Quand la céramique remplace l'os

Une entreprise limougeaude développe une nouvelle génération de prothèses en céramique pour réparer les tissus osseux défectueux.

 

C’est en 2006 qu’André Kerisit crée I.Ceram, au cœur de la technopole Ester à Limoges. L’entreprise initie une véritable révolution thérapeutique en fabriquant des implants en céramique de haute technologie bio compatibles. Éric Denes, médecin infectiologue, directeur scientifique et Guillaume Lévêque, docteur en céramique ont présenté à L’Observatoire les réalisations innovantes de leur entreprise.

 

Premières implantations réussies

En 2015, au CHU de Limoges, pour la première fois au monde, un sternum en céramique d’alumine est posé chez une femme qui avait développé une tumeur à la suite d’un cancer du sein. La patiente se porte très bien.

En 2017, un jeune homme de 17 ans, souffre d’une infection osseuse chronique. Il avait contracté un staphylocoque doré, logé dans le bas du fémur, qui résistait aux antibiotiques. Un pièce en céramique, trois fois plus résistante que l’os, a été créée sur mesure par I.Ceram et implantée à la place de l’os infecté, après nettoyage de la partie malade. «  Comme un cheval de Troie avec ses petits soldats » dit en souriant Éric Denes, « l’implant avait été chargé en antibiotiques pour tuer toutes les bactéries qui auraient pu rester localement et lutter contre les risques de récidive. » En 12 mois, l’os s’est reconstitué en entourant la céramique. Le patient marche de nouveau et se porte bien.

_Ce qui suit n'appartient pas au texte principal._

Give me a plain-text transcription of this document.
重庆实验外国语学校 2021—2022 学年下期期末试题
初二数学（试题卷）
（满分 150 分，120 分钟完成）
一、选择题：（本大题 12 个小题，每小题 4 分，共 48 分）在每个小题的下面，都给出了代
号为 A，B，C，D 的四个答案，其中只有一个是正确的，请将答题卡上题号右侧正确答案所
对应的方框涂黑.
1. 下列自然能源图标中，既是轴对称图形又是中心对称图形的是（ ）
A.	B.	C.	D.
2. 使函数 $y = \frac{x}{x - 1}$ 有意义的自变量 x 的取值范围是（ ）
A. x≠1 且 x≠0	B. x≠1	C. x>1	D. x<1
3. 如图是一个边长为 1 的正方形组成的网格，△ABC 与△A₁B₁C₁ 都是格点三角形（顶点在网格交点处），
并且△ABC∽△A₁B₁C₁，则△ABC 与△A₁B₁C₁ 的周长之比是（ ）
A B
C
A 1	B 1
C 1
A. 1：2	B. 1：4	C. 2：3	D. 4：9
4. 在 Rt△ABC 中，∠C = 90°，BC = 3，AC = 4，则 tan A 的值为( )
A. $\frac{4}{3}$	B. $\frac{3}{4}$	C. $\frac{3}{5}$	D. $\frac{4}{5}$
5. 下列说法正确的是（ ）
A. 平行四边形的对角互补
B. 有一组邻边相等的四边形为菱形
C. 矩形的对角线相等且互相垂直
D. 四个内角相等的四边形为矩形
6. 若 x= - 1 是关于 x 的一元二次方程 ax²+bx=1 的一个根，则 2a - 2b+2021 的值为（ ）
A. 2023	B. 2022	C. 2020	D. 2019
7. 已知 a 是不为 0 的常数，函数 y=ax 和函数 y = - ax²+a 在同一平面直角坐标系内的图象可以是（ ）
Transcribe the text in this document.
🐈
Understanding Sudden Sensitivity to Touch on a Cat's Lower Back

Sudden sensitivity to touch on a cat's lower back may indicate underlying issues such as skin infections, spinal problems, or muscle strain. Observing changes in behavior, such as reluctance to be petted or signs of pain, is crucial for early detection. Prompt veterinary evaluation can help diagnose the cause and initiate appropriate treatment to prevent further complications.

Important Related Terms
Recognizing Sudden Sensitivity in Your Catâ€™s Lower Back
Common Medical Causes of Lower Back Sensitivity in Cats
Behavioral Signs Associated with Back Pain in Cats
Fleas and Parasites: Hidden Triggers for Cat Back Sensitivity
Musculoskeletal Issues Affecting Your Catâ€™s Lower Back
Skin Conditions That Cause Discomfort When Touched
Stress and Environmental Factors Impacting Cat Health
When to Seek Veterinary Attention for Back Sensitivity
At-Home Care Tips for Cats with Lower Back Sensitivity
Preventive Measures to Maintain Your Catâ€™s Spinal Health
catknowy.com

En janvier 2018, à l’hôpital de la Timone de Marseille, c’est une petite fille de 9 ans qui a bénéficié d’un implant en céramique. Cette intervention chez une enfant est une première mondiale. Elle est née sans sternum, d’où une gêne respiratoire et un creux très inesthétique au niveau de la poitrine. Grâce à la prothèse, l’enfant a reconstitué sa cage thoracique, peut respirer normalement et continuer sa croissance.

 

L’os repousse autour de la céramique

I.Ceram utilise de la céramique d’alumine baptisée Ceramil. C’est un matériau très dur, proche du diamant donc très résistant et qui ne s’use pas, inerte chimiquement. Biocompatible, il ne provoque pas de rejet de la part du corps humain. Très poreux comme l’os, une fois implanté, il est colonisé par les cellules environnantes, ce qui permet la reconstitution osseuse : l’os repousse autour de la céramique. Grâce à ses recherches, I.Ceram a développé également l’utilisation des pores du matériau pour transporter des antibiotiques, diffusés là où c’est nécessaire. Les patients cicatrisent plus facilement et peuvent lutter contre les risques d’infection.

 

I.Ceram, leader mondial

« À ce jour, la fabrication des implants est manuelle » nous explique le responsable du laboratoire Guillaume Lévêque : « on utilise une poudre réalisée à partir de l’alumine extraite du minerai de bauxite (importée d’Allemagne essentiellement), qui est compressée puis cuite. Le procédé de fabrication Ceramil est déposé, c’est un secret professionnel bien sûr. La création des pièces, contrairement aux prothèses métalliques en titane qu’I. Ceram fabrique également, n’est pas robotisée, le matériau peut se casser. Il faut le travailler avec des outils spécialisés. Mais des recherches sont en cours pour trouver des machines qui permettraient l’industrialisation. Le volume des fours de cuisson limite aussi la taille des pièces : par exemple il n’est pas possible encore de fabriquer un fémur entier.

L’entreprise a l’avenir devant elle : elle vient d’obtenir le « marquage CE »* pour son sternum et peut désormais l’exporter vers les 175 pays qui reconnaissent cette certification de qualité.

Pour continuer à innover, contrer la concurrence potentielle et rester le leader mondial, la société consacre 80 % de ses ressources à la recherche, développe l’esprit d’équipe et le goût de l’innovation chez ses 50 salariés. Pour Éric Denes « l’idée est, à terme, d’être capable de remplacer n’importe quel morceau d’os. »

Texte et photos de Marie Depecker

 

* Le marquage CE (conformité européenne) matérialise la conformité d’un produit aux exigences communautaires européennes.